ETFs

Market Correction: A Look at the Vanguard Russell 2000 ETF

Published March 14, 2025

The S&P 500 index has recently entered a correction, which is marked by a 10% decline from its previous highs. However, some market segments have experienced even greater losses. One significant area that has seen poor performance during this market downturn is small-cap stocks.

Taking a closer look, the Russell 2000 small-cap index has dropped by more than 18% from its high in late 2024. This sharp decline is not without reasons, as rising concerns about a potential recession tend to adversely affect smaller companies more than larger firms.

Despite this downturn, small-cap stocks seemed like a compelling opportunity for long-term investors at the beginning of the year, and they look even more appealing now. This is why the Vanguard Russell 2000 ETF (VTWO) is currently a strong contender for my investment list.

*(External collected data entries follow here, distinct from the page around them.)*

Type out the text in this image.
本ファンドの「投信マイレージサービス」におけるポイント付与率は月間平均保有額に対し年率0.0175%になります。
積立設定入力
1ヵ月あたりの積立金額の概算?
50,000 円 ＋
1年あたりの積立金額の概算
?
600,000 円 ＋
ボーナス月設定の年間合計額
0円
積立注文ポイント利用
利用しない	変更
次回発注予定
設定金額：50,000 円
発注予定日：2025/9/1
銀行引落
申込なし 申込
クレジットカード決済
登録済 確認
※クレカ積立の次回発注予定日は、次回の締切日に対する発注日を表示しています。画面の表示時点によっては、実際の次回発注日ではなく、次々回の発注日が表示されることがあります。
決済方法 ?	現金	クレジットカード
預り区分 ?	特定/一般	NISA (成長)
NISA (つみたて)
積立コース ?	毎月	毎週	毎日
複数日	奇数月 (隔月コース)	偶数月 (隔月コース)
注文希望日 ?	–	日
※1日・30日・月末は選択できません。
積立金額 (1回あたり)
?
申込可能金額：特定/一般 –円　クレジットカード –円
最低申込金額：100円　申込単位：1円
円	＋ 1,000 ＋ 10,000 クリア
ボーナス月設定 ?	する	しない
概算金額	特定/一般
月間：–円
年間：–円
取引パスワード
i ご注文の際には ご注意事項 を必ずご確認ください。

Understanding the Vanguard Russell 2000 ETF

The Vanguard Russell 2000 ETF, as its name indicates, is an index fund that aims to replicate the performance of the Russell 2000 index. This index is widely respected as a benchmark for small-cap stocks.

The median market capitalization of the companies listed in the Russell 2000 is about $3.3 billion. Although this index is weighted, the largest stock only constitutes about 0.6% of the total fund, distinguishing it sharply from the larger-cap S&P 500 which is heavily influenced by few mega-stocks. Major holdings in the fund include Sprouts Farmers Market, Insmed, and Vaxcyte. If you're not familiar with these companies, that’s part of the advantage of investing in a diverse small-cap ETF – it provides exposure to many smaller firms without requiring individual stock research.

Like other Vanguard index funds, this ETF comes with a competitive price tag, featuring a low expense ratio of just 0.07%. This means if you invest $10,000, your annual cost is merely $7—an insignificant fee compared to potential returns.

Valuation Gap in the Market

A year ago, the Vanguard Russell 2000 ETF was already a bargain, and it has only become cheaper since then. At the start of 2024, small-cap stocks were valued at their lowest compared to large caps since the late 1990s. The recent surge in mega-cap technology stocks, fueled by the hype around artificial intelligence (AI), has widened this valuation gap further, with the Russell 2000 lagging behind even as the S&P 500 faced corrections.

This trend has led to an increasingly pronounced difference in valuations between small-cap and large-cap stocks. Key metrics paint a clear picture:

Metric

S&P 500 Median

Russell 2000 Median

P/E ratio

27.5

17.8

P/B ratio

5.0

2.0

Earnings growth rate

18.9%

14.3%

This data reflects the situation as of January 31, 2025, and the disparities have grown even larger since then amid the recent market correction. While S&P 500 companies display faster earnings growth, the difference is not significant enough to warrant such a wide gap in valuations.

It is worth mentioning that the gap is not expected to completely close. The S&P 500 consists largely of high-growth technology stocks, justifying a degree of premium. However, the current valuation gulf between the two indices is at its widest in years, suggesting that small caps could rebound strongly.

Opportunity Ahead for Small-Cap Stocks

Although small-cap stocks have been disproportionately affected by concerns regarding recession, trade uncertainties, and lackluster economic indicators, the landscape could change dramatically as these factors improve.

Additionally, expectations for interest rate cuts by the Federal Reserve have risen significantly recently, with projections now suggesting three or four quarter-point cuts this year, compared to initial expectations of just one cut.

Lower interest rates could prove beneficial for small-cap stocks, which typically rely more on borrowing. As rates decrease, funds might shift from safer investments like Treasury securities into the stock market, potentially benefiting riskier stocks like small caps.

Moreover, factors like tax cuts and regulatory reforms being discussed could present significant advantages for smaller companies once the trade uncertainties resolve.

While it remains uncertain whether the current market turbulence will resolve soon, from a long-term standpoint, the Russell 2000 ETF is presenting a compelling opportunity. Long-term investors who choose to seize this moment may find themselves well-rewarded.